Numerous bills proposed this session in Olympia

Sen. Mona Das, D-Kent, and Rep. Jared Mead, D-Mill Creek, are sponsoring Senate Bill 6645 and House Bill 2722 to establish minimum post-consumer recycled content requirements and require record-keeping of recycled plastic by beverage manufacturers.

The legislation is part of a larger effort to promote plastic recycling and is one of a slate of environmental protection policies that both members are sponsoring or cosponsoring in Olympia, according to a Washington State Senate Democrats news release.

“The time to start changing the unsustainable way we live on this planet was yesterday,” Das said. “I’m working to ban single-use plastic, ban Styrofoam, limit state greenhouse gas emissions and promote recycling rather than production of plastic, because we need to go at environmental sustainability from all sides. We don’t have time for baby steps.”

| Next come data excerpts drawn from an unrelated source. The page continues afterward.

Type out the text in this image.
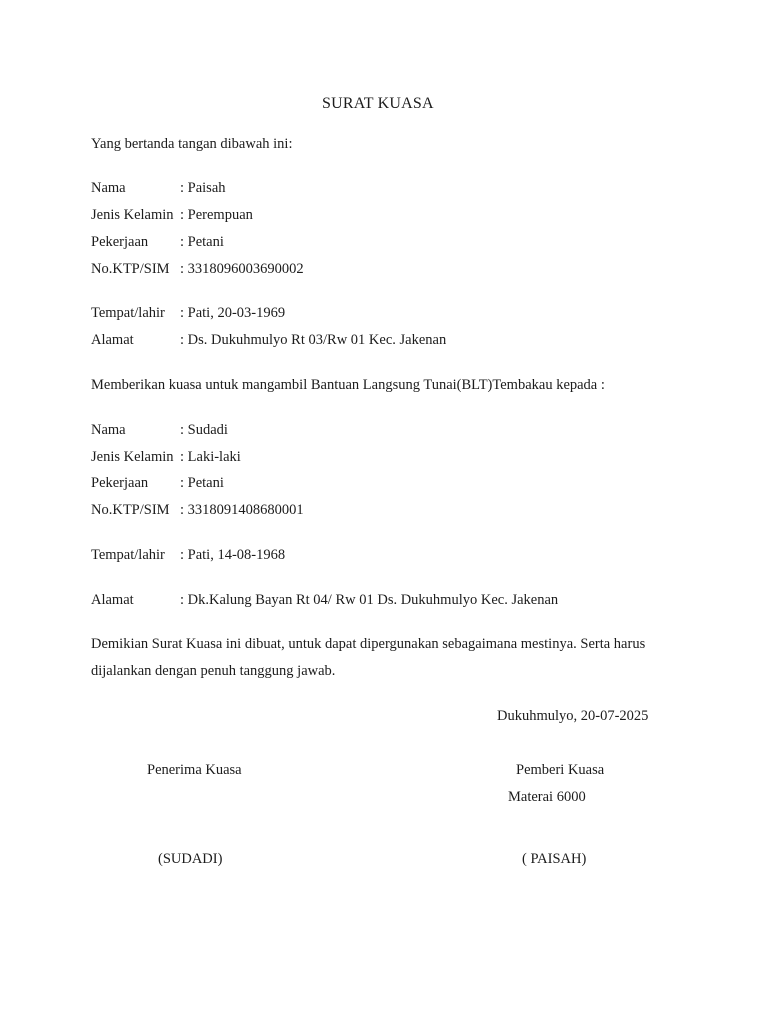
SURAT KUASA
Yang bertanda tangan dibawah ini:
Nama	: Paisah
Jenis Kelamin : Perempuan
Pekerjaan : Petani
No.KTP/SIM : 3318096003690002
Tempat/lahir : Pati, 20-03-1969
Alamat	: Ds. Dukuhmulyo Rt 03/Rw 01 Kec. Jakenan
Memberikan kuasa untuk mangambil Bantuan Langsung Tunai(BLT)Tembakau kepada :
Nama	: Sudadi
Jenis Kelamin : Laki-laki
Pekerjaan : Petani
No.KTP/SIM : 3318091408680001
Tempat/lahir : Pati, 14-08-1968
Alamat	: Dk.Kalung Bayan Rt 04/ Rw 01 Ds. Dukuhmulyo Kec. Jakenan
Demikian Surat Kuasa ini dibuat, untuk dapat dipergunakan sebagaimana mestinya. Serta harus
dijalankan dengan penuh tanggung jawab.
Dukuhmulyo, 20-07-2025
Penerima Kuasa	Pemberi Kuasa
Materai 6000
(SUDADI)	( PAISAH)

“We are facing a crisis right now, because material that we used to send overseas to get recycled now has nowhere to go other than the landfill,” Mead said. “That’s bad for the environment and bad for our state. And it’s why I’m supporting a number of reforms to change how we handle recycling—including using the power of the free market to achieve the goal of protecting our environment. We owe it to our future generations.”

In addition to the minimum recycled content bills, environmental protection legislation that Das and Mead have signed on to includes:

• SB 6622, establishing a statewide solar panel end-of-life program.

• SB 6213, issuing a statewide ban of certain Styrofoam products. The companion is HB 2429.

• SB 5323, reducing pollution from plastic bags by establishing minimum state standards for the use of bags at retail establishments. The companion is HB 1205.

• HB 2496, providing for responsible environmental management of batteries.

• HB 1543, concerning sustainable recycling, passed last year. The companion was SB 5545.

Several legislators in both the House and Senate have turned their attention to environmental protection policy in the 60-day session of 2020. Building upon the work done in the past two years to make Washington a 100 percent clean-energy state by 2045, to advance orca recovery and to phase in energy-efficient buildings, legislators in both chambers are pursuing ambitious legislation alongside stakeholders from different industries, environmental advocacy groups and agencies.

“I’m proud of the work we’ve put in with stakeholders from every corner of the environmental policy world to craft bills that will have a measurable, positive impact on Washingtonians,” Das said. “We’re making our state cleaner and greener not just for our kids and grandkids, but for people seeing the harmful effects of climate change and pollution today, right now.”